Al defender el estudio, elaborado por 88 especialistas nacionales e internacionales, los universitarios enfatizaron en el combate a la corrupción, como lo hizo el ex ombudsman capitalino Luis de la Barreda, quien lamentó que incluso desde las cárceles todavía se pueda delinquir, lo cual sucede sólo por la corrupción en los penales.

Ernesto López Portillo, investigador de la UNAM, enfatizó en evidenciar la desigual capacidad de respuesta de las instituciones federales y locales, para advertir la urgencia de diagnosticar claramente dónde se ha construido realmente instituciones que respondan al desafío del crimen y dónde hay un claro déficit de respuesta institucional.

Si en la parte inicial del diálogo intervinieron los miembros del gabinete social, en la segunda parte asumieron la defensa gubernamental el secretario de Seguridad Pública, Genaro García Luna, y la procuradora general de la República, Marisela Morales. El primero reivindicó la transformación tecnológica e institucional de las corporaciones policiacas, al subrayar incluso la participación de universitarios en las mismas.

En esa lógica, explicó la presencia del Ejército, no por las fuerzas federales que han pasado de 6 mil efectivos a 35 mil efectivos en este sexenio, sino por las insuficiencias de las policías estatales y municipales, que deben ser asumidas por las fuerzas armadas.

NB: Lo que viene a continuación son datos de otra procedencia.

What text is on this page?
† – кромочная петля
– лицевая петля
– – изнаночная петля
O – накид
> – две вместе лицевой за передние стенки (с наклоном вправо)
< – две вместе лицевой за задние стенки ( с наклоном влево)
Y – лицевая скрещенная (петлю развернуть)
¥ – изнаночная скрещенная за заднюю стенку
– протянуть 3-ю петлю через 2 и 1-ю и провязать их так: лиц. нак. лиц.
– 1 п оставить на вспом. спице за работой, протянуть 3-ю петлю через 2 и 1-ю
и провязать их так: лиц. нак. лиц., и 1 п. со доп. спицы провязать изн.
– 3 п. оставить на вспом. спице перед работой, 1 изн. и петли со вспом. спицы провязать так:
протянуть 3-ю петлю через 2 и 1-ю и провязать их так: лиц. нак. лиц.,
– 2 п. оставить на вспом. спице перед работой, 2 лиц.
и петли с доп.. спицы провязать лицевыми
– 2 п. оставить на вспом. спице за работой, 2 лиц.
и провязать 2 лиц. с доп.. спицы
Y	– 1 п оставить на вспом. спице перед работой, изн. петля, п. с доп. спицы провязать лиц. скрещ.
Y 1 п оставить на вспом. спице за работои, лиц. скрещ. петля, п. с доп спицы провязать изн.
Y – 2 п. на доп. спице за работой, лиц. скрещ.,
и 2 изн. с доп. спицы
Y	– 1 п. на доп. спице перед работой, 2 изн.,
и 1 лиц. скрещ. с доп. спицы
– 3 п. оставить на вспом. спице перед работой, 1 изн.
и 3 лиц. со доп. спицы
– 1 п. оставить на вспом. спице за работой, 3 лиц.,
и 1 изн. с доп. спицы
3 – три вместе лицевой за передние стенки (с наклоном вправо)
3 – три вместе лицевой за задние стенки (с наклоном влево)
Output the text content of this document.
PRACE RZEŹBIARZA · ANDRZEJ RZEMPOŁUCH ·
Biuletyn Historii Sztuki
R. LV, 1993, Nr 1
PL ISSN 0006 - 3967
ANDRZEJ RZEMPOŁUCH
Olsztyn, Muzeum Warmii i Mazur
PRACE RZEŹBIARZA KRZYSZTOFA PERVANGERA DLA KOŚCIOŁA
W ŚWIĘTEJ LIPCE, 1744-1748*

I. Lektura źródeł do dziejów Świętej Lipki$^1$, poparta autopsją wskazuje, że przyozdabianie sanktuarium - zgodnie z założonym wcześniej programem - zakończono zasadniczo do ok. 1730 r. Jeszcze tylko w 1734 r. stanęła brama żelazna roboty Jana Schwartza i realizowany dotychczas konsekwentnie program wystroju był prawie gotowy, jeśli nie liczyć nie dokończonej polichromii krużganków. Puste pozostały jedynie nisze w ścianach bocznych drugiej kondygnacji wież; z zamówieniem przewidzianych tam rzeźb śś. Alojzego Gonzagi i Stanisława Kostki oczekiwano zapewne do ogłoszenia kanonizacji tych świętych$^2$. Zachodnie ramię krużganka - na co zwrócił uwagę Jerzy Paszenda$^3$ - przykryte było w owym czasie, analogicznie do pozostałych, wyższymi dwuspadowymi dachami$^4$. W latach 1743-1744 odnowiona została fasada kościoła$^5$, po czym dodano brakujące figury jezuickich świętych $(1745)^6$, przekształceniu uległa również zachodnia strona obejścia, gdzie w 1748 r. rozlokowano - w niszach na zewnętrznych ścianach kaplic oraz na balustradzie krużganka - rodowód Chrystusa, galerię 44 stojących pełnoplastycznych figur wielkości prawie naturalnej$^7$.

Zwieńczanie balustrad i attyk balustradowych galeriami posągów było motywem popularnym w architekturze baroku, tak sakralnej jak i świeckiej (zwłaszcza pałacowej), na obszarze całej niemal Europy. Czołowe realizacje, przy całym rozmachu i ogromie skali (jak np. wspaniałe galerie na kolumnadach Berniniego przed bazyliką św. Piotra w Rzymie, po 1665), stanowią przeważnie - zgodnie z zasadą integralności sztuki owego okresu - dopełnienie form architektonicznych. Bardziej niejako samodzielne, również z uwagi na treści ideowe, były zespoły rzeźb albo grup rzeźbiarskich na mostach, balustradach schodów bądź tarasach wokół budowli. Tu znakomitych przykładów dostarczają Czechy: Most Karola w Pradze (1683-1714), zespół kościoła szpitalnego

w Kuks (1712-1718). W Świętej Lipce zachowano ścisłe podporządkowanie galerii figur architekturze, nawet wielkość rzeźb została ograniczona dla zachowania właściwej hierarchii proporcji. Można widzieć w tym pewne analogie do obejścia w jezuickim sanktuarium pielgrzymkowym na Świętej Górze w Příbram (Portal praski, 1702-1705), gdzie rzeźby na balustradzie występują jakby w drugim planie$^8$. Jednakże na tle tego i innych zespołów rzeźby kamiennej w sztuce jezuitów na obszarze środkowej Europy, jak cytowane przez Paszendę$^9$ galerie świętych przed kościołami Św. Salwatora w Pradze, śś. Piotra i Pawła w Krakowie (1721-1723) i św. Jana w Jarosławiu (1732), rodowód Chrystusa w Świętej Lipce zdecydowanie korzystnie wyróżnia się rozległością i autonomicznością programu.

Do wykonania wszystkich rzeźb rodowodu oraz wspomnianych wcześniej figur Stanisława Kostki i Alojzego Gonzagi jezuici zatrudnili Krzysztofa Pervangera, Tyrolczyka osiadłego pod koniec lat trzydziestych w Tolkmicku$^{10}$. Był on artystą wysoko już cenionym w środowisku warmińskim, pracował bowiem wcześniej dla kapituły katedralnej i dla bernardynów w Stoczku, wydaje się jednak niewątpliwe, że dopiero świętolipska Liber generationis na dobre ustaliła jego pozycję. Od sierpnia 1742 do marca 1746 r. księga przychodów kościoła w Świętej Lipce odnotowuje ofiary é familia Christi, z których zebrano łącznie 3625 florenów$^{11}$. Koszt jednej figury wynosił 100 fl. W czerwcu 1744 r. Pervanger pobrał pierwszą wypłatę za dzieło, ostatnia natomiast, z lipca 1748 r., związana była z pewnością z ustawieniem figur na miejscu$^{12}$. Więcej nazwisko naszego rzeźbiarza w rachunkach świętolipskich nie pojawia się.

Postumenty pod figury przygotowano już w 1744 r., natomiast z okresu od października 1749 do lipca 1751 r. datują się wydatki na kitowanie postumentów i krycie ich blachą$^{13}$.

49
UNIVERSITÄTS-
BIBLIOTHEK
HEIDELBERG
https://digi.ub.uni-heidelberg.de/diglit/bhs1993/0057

Por su parte, la procuradora Marisela Morales abundó en el proceso de renovación de la Procuraduría General de la República y en el involucramiento –según dijo– de la sociedad, por medio del consejo asesor, en el reclutamiento del nuevo personal de la dependencia. Sin embargo, dijo, es necesario que exista mayor participación social que permita hacer frente a la situación actual entre la sociedad y el gobierno federal.

Así, con dos discursos, se esbozaron realidades distintas de un mismo país, sin mayores acuerdos que mantener el diálogo para mantener la búsqueda de soluciones al grave problema de la inseguridad.